Both Wendell and another victim have filed police reports with their respective police departments but nothing has come of the investigations thus far. 

BitcoinPaperWallet scams larger holders

BitcoinPaperWallet appears to have featured flawed code since at least the middle of 2018, so how did it go under the radar for so long?

It seems the thief only drained high-value bitcoin wallets or those with at least 1 BTC deposited, not pocket change or smaller sums.  According to social media and first-hand accounts, the culprit has stolen at least 124.85 BTC valued at roughly $6.2 million at today’s prices.

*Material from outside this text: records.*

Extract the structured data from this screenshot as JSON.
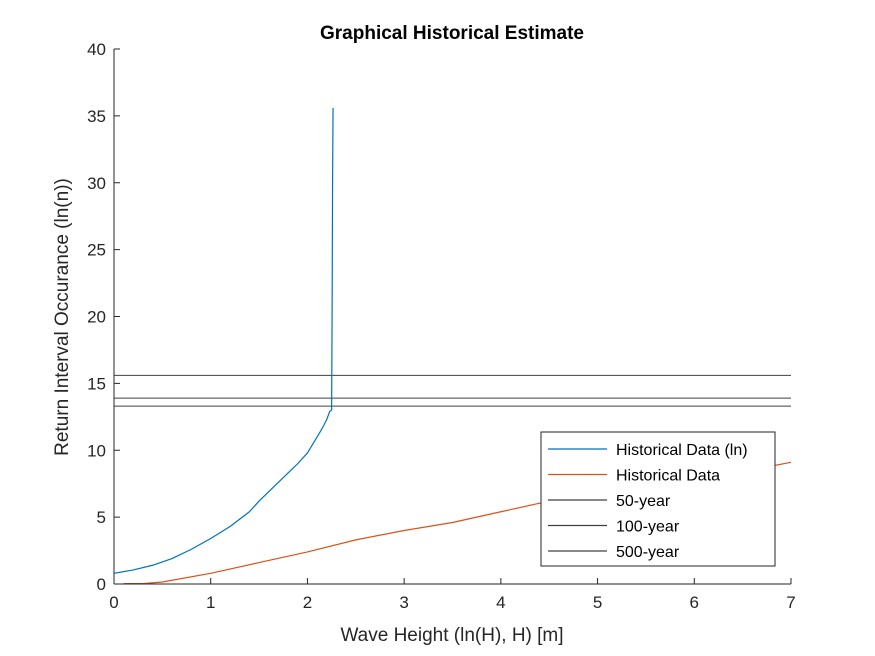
{
  "chart_data": {
    "type": "line",
    "title": "Graphical Historical Estimate",
    "xlabel": "Wave Height (ln(H), H) [m]",
    "ylabel": "Return Interval Occurance (ln(n))",
    "xlim": [
      0,
      7
    ],
    "ylim": [
      0,
      40
    ],
    "xticks": [
      "0",
      "1",
      "2",
      "3",
      "4",
      "5",
      "6",
      "7"
    ],
    "yticks": [
      "0",
      "5",
      "10",
      "15",
      "20",
      "25",
      "30",
      "35",
      "40"
    ],
    "grid": false,
    "legend_position": "bottom-right",
    "series": [
      {
        "name": "Historical Data (ln)",
        "color": "#0072BD",
        "points": [
          [
            0,
            0.8
          ],
          [
            0.2,
            1.05
          ],
          [
            0.4,
            1.4
          ],
          [
            0.6,
            1.9
          ],
          [
            0.8,
            2.6
          ],
          [
            1.0,
            3.4
          ],
          [
            1.2,
            4.3
          ],
          [
            1.4,
            5.4
          ],
          [
            1.5,
            6.2
          ],
          [
            1.6,
            6.9
          ],
          [
            1.7,
            7.6
          ],
          [
            1.8,
            8.3
          ],
          [
            1.9,
            9.0
          ],
          [
            2.0,
            9.8
          ],
          [
            2.05,
            10.4
          ],
          [
            2.1,
            11.0
          ],
          [
            2.15,
            11.6
          ],
          [
            2.2,
            12.3
          ],
          [
            2.23,
            12.9
          ],
          [
            2.25,
            13.0
          ],
          [
            2.255,
            20.0
          ],
          [
            2.26,
            30.0
          ],
          [
            2.265,
            35.6
          ]
        ]
      },
      {
        "name": "Historical Data",
        "color": "#D95319",
        "points": [
          [
            0.1,
            0.03
          ],
          [
            0.3,
            0.03
          ],
          [
            0.5,
            0.15
          ],
          [
            1.0,
            0.8
          ],
          [
            1.5,
            1.6
          ],
          [
            2.0,
            2.4
          ],
          [
            2.5,
            3.3
          ],
          [
            3.0,
            4.0
          ],
          [
            3.5,
            4.6
          ],
          [
            4.0,
            5.4
          ],
          [
            4.5,
            6.2
          ],
          [
            5.0,
            6.8
          ],
          [
            5.5,
            7.4
          ],
          [
            6.0,
            7.9
          ],
          [
            6.5,
            8.4
          ],
          [
            7.0,
            9.1
          ]
        ]
      },
      {
        "name": "50-year",
        "color": "#404040",
        "y": 13.3
      },
      {
        "name": "100-year",
        "color": "#404040",
        "y": 13.9
      },
      {
        "name": "500-year",
        "color": "#404040",
        "y": 15.6
      }
    ]
  }
}
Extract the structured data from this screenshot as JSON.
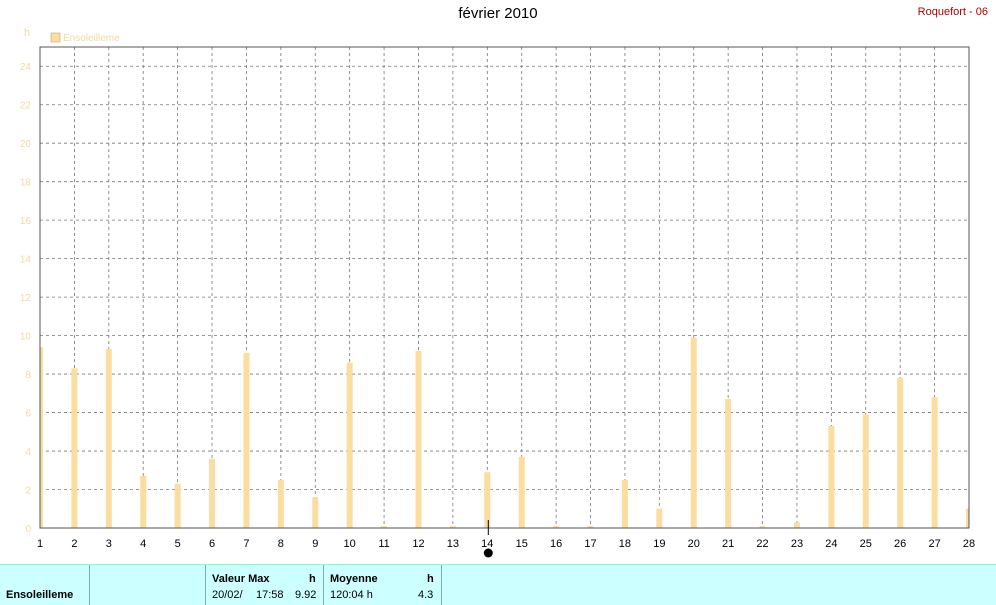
{
  "header": {
    "title": "février 2010",
    "station": "Roquefort - 06"
  },
  "chart_data": {
    "type": "bar",
    "title": "février 2010",
    "ylabel": "h",
    "ylim": [
      0,
      25
    ],
    "yticks": [
      0,
      2,
      4,
      6,
      8,
      10,
      12,
      14,
      16,
      18,
      20,
      22,
      24
    ],
    "grid": true,
    "legend": "top-left",
    "categories": [
      "1",
      "2",
      "3",
      "4",
      "5",
      "6",
      "7",
      "8",
      "9",
      "10",
      "11",
      "12",
      "13",
      "14",
      "15",
      "16",
      "17",
      "18",
      "19",
      "20",
      "21",
      "22",
      "23",
      "24",
      "25",
      "26",
      "27",
      "28"
    ],
    "series": [
      {
        "name": "Ensoleilleme",
        "color": "#fbdda0",
        "values": [
          9.4,
          8.3,
          9.3,
          2.7,
          2.3,
          3.6,
          9.1,
          2.5,
          1.6,
          8.6,
          0.1,
          9.2,
          0.1,
          2.9,
          3.7,
          0.1,
          0.1,
          2.5,
          1.0,
          9.9,
          6.7,
          0.1,
          0.3,
          5.3,
          5.9,
          7.8,
          6.8,
          1.0
        ]
      }
    ],
    "markers": {
      "x_marker_label": "14"
    }
  },
  "summary": {
    "series_label": "Ensoleilleme",
    "max_header": "Valeur Max",
    "max_unit": "h",
    "max_date": "20/02/",
    "max_time": "17:58",
    "max_value": "9.92",
    "avg_header": "Moyenne",
    "avg_unit": "h",
    "avg_total": "120:04 h",
    "avg_value": "4.3"
  }
}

BitcoinPaperWallet’s back door is a reminder that, for small or large amounts, storing your bitcoin on a wallet generated from a website is probably not a good idea. In fact, unless you know what you’re doing and generate the paper wallet yourself from scratch, you should just stick with a hardware wallet from a well-known, verified manufacturer and, if you can, secure your funds with a multisignature wallet.

“It is critical wallet generation be completed by a trusted manufacturer in an entirely offline process,” Dettmer told CoinDesk. “You should think of websites, your computer, and the internet generally as trying to voyeuristically get a peek at your seed. Because sometimes they are — and they can steal your entire balance if they succeed.”